A clear and recent example is the FTC’s decision to consult Chinese e-commerce giant Temu to elicit their help to go after Amazon for its pricing policies. That’s right: the U.S. government sought input from a major Chinese competitor on how to regulate American firms. 

Then, there’s the FTC’s successful sabotage of Amazon’s acquisition of iRobot. Progressives claimed, without evidence, that the deal would harm competition and even floated conspiracy theories about Roombas spying on American households. Unfortunately, their crusade against the Amazon-iRobot merger was successful. This led iRobot to cut 31% of its workforce and offshore engineering jobs. And who was the main beneficiary of the FTC’s attack on the Amazon-iRobot merger?
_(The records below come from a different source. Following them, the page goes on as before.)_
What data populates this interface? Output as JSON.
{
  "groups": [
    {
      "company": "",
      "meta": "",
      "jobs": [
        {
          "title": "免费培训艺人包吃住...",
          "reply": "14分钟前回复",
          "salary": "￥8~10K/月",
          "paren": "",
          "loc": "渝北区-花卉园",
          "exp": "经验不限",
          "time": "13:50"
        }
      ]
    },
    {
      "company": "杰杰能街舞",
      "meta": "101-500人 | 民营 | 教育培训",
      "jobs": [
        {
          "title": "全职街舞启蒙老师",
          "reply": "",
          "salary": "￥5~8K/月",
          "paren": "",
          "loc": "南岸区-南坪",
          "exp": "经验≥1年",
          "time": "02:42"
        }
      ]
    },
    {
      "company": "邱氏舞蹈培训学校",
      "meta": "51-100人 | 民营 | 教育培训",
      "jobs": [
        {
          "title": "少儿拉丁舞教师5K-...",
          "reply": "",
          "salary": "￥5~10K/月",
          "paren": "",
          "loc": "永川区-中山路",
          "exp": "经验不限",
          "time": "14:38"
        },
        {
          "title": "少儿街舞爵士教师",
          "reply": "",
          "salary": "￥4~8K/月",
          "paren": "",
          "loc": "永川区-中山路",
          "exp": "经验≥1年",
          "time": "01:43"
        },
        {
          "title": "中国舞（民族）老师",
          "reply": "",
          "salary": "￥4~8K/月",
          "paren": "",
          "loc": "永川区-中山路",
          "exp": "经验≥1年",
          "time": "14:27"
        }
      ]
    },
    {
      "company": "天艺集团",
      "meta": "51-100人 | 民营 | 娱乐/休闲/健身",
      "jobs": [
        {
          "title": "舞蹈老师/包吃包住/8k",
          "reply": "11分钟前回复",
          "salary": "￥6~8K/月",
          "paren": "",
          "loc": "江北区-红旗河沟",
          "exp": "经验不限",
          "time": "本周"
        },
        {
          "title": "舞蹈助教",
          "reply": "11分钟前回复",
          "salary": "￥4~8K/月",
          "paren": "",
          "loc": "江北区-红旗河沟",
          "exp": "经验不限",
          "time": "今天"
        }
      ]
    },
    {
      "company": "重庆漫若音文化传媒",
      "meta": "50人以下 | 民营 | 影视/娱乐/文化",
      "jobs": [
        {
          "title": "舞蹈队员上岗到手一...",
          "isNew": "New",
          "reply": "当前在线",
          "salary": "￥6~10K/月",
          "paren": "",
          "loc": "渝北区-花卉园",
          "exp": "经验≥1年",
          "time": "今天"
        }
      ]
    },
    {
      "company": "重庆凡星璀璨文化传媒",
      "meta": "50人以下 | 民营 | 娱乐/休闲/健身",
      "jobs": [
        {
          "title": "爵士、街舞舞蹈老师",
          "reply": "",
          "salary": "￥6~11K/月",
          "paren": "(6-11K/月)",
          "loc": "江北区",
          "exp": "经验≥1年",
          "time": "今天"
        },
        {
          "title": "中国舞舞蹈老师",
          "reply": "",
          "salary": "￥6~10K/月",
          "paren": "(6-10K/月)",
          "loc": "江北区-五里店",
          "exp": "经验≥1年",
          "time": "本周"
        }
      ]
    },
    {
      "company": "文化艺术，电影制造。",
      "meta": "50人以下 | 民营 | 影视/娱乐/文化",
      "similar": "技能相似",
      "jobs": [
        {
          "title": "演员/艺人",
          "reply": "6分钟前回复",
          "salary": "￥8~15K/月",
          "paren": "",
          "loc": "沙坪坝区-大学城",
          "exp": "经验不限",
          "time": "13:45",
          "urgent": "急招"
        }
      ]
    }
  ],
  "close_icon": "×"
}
Chinese manufacturers that were eager to fill the void

The DOJ’s antitrust division, led by Kanter, has similarly been driven to break up U.S. tech leaders with no thought to the impact on consumers or American competitiveness. Apple and Google make up a sizable portion of the most innovative tech industry in the world, leading advancements in frontier advancements like AI and quantum computing.

Yet, instead of championing them as national assets in the race against China, the Biden administration chose to kneecap them with costly, drawn-out lawsuits. While Google fights off government-mandated breakups and Apple faces antitrust litigation for offering an integrated and secure ecosystem, we can only speculate what innovations could have taken place if not for the time and resources wasted on a progressive antitrust crusade.

Under Biden, the message from Washington was that too much innovation and too much success would put a target on your back. Such self-sabotage happened at the worst possible time, and unless the U.S. shifts gears, we risk ceding our global tech leadership. With a new administration taking over, it’s time for a course correction at the DOJ and FTC. The U.S. government must abandon the misguided war on its own tech sector and focus on the real challenge: outpacing China in AI, robotics and next-generation industries. That means:

  • Ending politically motivated lawsuits against U.S. tech firms and refocusing antitrust enforcement on actual consumer harm, not progressive theories of fairness;
  • Encouraging, not blocking, domestic innovation by allowing successful firms to scale and compete on the global stage; and
  • Strengthening U.S. leadership in AI and emerging tech by ensuring regulatory policies support, rather than hinder, technological advancement.

Under Biden, Lina Khan’s FTC and Kanter’s DOJ prioritized punishing American success over protecting American competitiveness. That era must end. 

The U.S. cannot afford to be its own worst enemy in the tech race. It’s time to start playing to win.